I am suspicious of correlations as evidence of cause. My work with the hospice suggests that it was often high status families who were most reserved and cut off from social communications and ended up suffering social isolation as a result. So higher status may not translate as advantage. Class is cross-cut by gender and age, and Facebook seems to be migrating from younger to older. Also social differentiation fragments into many different competitions. As Bourdieu once put it there is a struggle for hierarchy between the different hierarchies. So things will be complex, but that is the nature of ethnography, and if don’t manage to tease out these tangled threads, who will. Fortunately we have another two years to try and make sense of such things.

Why start with death?

By Daniel Miller, on 8 October 2012

Holding the hand of an elderly person

Photo: Rosie O'Beirne (Creative Commons)

Even I would have to admit it wasn’t the obvious way to go. The last three weeks have been amazing with the whole group coming together, but I have been on this project since May and during the intervening period I went ahead with my own fieldwork. Eventually all eight of us will start on our respective ethnographies with hopefully strong common threads. But we have agreed that there will also be some degree of autonomy in which we each have some themes of our own, something probably essential in a discipline such as anthropology.

So in May I decided that my own theme would be to start my study in collaboration with a hospice. This was possibly a very stupid move since our project is centred upon the consequences of social networking sites, and the one group who are least likely to be using this sites are the elderly who, in turn, make up the majority of those who are terminally ill. So why work with a hospice? I guess there were three reasons. The first was that for such a large grant from the public purse I felt that ethics is not just written consent forms, ethics is also whether your research directly benefits the welfare of populations who, in some sense, are paying for it. As it happens, the hospice director was interested in the likely long-term impact of new media and had asked if I could work with them.

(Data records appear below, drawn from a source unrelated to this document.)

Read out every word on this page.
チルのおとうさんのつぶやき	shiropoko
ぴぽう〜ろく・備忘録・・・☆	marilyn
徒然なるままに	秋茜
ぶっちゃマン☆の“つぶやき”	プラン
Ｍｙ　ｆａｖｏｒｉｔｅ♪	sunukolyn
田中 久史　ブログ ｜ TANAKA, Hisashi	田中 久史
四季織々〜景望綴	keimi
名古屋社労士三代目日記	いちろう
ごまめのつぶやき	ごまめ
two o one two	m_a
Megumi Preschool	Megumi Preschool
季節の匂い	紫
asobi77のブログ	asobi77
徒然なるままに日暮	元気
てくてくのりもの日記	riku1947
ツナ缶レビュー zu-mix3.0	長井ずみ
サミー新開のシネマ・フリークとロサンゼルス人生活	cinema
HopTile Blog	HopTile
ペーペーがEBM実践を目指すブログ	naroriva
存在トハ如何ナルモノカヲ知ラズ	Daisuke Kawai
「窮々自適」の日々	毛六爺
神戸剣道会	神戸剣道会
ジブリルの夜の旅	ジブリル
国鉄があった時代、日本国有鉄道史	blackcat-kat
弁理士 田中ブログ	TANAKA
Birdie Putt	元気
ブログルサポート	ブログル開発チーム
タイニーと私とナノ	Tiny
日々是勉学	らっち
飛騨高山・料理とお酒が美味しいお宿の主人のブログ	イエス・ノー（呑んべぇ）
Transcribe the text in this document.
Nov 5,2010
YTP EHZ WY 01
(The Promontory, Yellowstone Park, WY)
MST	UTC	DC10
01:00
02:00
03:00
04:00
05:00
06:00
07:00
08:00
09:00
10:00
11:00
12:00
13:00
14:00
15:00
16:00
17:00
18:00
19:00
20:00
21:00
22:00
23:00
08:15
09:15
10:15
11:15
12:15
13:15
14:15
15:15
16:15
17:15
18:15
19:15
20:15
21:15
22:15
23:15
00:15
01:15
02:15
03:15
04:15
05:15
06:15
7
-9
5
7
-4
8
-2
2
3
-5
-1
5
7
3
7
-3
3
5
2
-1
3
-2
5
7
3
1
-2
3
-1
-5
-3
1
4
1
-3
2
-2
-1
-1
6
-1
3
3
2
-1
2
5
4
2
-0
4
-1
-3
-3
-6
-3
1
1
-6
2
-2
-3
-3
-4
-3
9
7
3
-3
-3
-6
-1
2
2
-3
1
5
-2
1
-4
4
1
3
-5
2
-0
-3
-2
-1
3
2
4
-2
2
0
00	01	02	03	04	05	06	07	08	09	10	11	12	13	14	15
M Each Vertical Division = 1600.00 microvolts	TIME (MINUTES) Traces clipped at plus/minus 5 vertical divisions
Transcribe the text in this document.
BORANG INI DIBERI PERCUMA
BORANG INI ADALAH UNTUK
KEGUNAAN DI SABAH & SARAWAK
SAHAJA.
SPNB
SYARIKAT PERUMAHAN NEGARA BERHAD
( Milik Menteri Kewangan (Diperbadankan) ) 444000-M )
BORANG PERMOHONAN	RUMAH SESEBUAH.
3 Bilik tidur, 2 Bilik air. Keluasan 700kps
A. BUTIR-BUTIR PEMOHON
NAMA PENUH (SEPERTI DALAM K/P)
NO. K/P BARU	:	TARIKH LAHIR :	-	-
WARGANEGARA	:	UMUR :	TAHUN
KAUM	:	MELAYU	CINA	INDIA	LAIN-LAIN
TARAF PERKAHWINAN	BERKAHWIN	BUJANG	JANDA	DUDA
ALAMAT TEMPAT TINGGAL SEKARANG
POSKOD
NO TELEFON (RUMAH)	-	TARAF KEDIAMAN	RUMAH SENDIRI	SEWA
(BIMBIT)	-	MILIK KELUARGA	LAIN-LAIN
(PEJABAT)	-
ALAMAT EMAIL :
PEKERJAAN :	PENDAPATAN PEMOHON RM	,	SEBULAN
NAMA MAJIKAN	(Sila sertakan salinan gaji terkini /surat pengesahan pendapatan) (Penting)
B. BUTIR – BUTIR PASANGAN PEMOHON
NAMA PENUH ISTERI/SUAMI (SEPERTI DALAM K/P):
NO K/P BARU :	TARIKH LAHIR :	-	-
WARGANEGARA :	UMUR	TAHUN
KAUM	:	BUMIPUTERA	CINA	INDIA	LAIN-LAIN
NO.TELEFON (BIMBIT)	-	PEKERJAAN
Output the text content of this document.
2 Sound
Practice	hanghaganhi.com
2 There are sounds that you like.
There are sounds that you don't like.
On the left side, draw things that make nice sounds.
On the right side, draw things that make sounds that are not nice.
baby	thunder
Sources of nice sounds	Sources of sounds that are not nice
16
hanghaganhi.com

The health service has been incredibly conservative on this front, the NHS is still mostly based on fax and letters, so this seemed potentially a useful contribution.

The second was that I felt a project this big should address the big picture of anthropology, and not just our parochial ethnographies, and that, for theoretical reasons, I wanted to rethink what we understand by life as enhanced by technology and that this might be understood better in relation to the imminence of death. The third reason was that most researchers studying things like social network sites will simply focus on those alone, while for anthropology everything is context. Getting a real sense of the wider world of communications and social relations from non-users would ensure that we kept that broad context in view when it came to working on social networking sites specifically.

It’s too early to know if any of these were right, but one thing I can say, is that you would not expect that a project based largely with terminal cancer patients would be anything other than downbeat. But I have found that these patients are genuinely happy to find someone who wants to talk about something other than illness and is asking for their advice and life stories and that actually the fieldwork so far has been really uplifting and often surprisingly enjoyable.